В Пустыньку к Алексею Толстому съезжался весь литературный мир Северной Пальмиры. Одним из самых желанных гостей был Афанасий Афанасьевич Фет, впервые приехавший в Пустыньку вместе с Василием Петровичем Боткиным. Фету принадлежит яркое описание жизни усадьбы:
«Дом был наполнен всем, что вкус и роскошь могли накопить в течение долгого времени, начиная с художественных шкафов Буля до мелкой мебели, которую можно было принять за металлическую литую. Я не говорю о давнишнем знакомом Василии Петровиче; но и меня граф и графиня, несказанной приветливостью и истинно высокой простотою, сумели с первого свидания поставить в самые дружеские к себе отношения. Невзирая на самое разнообразное и глубокое образование, в доме порой проявлялась та шуточная улыбка, которая потом так симпатически выразилась в сочинениях „Кузьмы Пруткова“. Надо сказать, что мы как раз застали в Пустыньке единственного гостя Алексея Михайловича Жемчужникова, главного вдохновителя несравненного поэта Пруткова. Шутки порою проявлялись не в одних словах, но принимали более осязательную, обрядную форму. Так, гуляя с графиней по саду, я увидел в каменной нише огромную, величиною с собачку, лягушку, мастерски вылепленную из зелёной глины. На вопрос мой — „Что это такое?“ — графиня со смехом отвечала, что это целая мистерия, созданная Алексеем Михайловичем, который требует, чтобы другие, подобно ему, приносили цветов в дар этой лягушке. Так я и по сей день не проник в тайный смысл высокой мистерии. Не удивительно, что в доме, посещаемом не профессиональными, а вполне свободными художниками, штукатурная стена вдоль лестницы во второй этаж была забросана большими мифологическими рисунками чёрным карандашом. Граф сам был тонкий гастроном, и я замечал, как Боткин преимущественно перед всеми наслаждался превосходными кушаньями на лондонских серебряных блюдах и под такими же художественными крышками»[58].
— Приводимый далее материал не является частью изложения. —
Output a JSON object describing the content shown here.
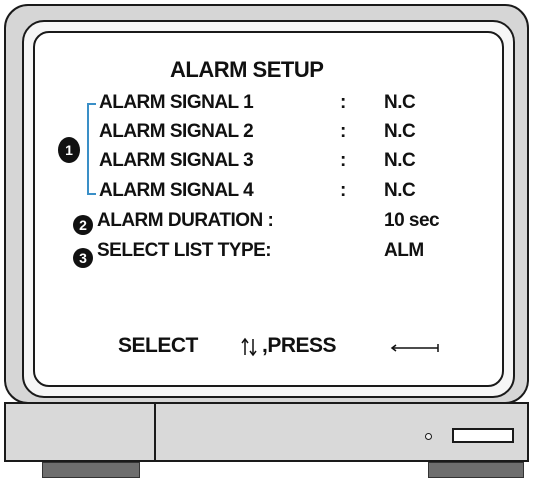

Фет писал своему собрату по поэзии:
(«Графу А. К. Толстому в деревне Пустыньке». 1864)
Личность Ивана IV не давала покоя Алексею Толстому. В письме Якову Полонскому (январь — февраль 1863 года) он спрашивает, как в публике воспринимают «Князя Серебряного», и сообщает, что начал работать над трагедией в стихах о последних днях Ивана Грозного: «…два акта уже написаны и, говорят, вышли хороши». По-видимому, таково было мнение Каролины Павловой, его постоянной слушательницы, которая сразу же перевела их на немецкий язык и опубликовала в журнале «Russische Revue»[59] (1863. Т. 2). Тогда же Каролина Павлова не особенно удачно скаламбурила, что «Толстой на Ваньках выезжает». Однако каламбур Алексею Константиновичу понравился; помимо Ивана Грозного он вспомнил и Иоанна Дамаскина.